This question is related to and extension of my previous question which was about the methodology used to predict future climatic extremes:
What is the methodology to analyze future climatic extremes using the results of climate models?
Although the answer to that question is quite detailed and informative, it is still not clear to me whether the models used in global climate (GC) simulations can predict rare (~1000-year return period events).
- I understand that if we have multi-thousand simulations, we can calculate the 0.1% quantile, but I do not know whether the applied models can predict rare events reliably. Under reliably, I mean that in some alignment with the observed extremes or with the extremes statistically inferred from the observations.

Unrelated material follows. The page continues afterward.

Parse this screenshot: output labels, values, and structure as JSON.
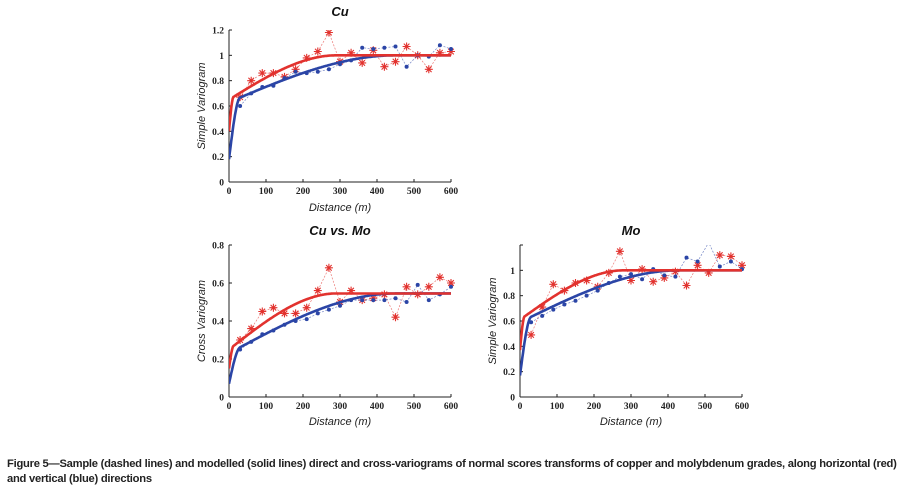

- All the papers I saw so far, which dealing with extremes due to climate change, are considering 20-year return period events as maximum and comparing the simulations to observed quantiles. This is one source of my suspicion regarding the reliability of GCMs.
- Are GCMs calibrated to observed mean or multiple quantiles? Daily, monthly, annual, etc. averages are used? Averages of larger areas or grid points (corresponding to the applied resolutions) are adopted in the calibration, validation processes? What are the typically used target parameters used in the calibrations?
- Here is an example to make it more clear: one wants to determine the probability distribution function of extreme wind speed in a given location from daily measurements/simulation results. The question: If we take one simulation for the 1950-2000 period and assume for a moment that model uncertainty is negligible compared to climate variability, can we treat the simulation data as a sample with more or less equivalent confidence than that of the actual observations, corresponding to the same period, to infer large return period extremes?
One way to check this is would be to compare the large return period extremes inferred from observed data and from multiple simulations, I have not seen any papers with above 20-year return level comparison yet. I see that we cannot expect very accurate models regarding e.g. 1000-year extremes, because we cannot reliably calibrate and validate GCMs:
- The available measurements are from a 100-200 year observation period (at best);
- We do not have too much data from different climatic conditions (there might be some phenomena which are not (or not adequately) taken into account in current models, we are somehow biased by the observed, prior 100 year conditions.
Any help, idea, reference, link are welcomed.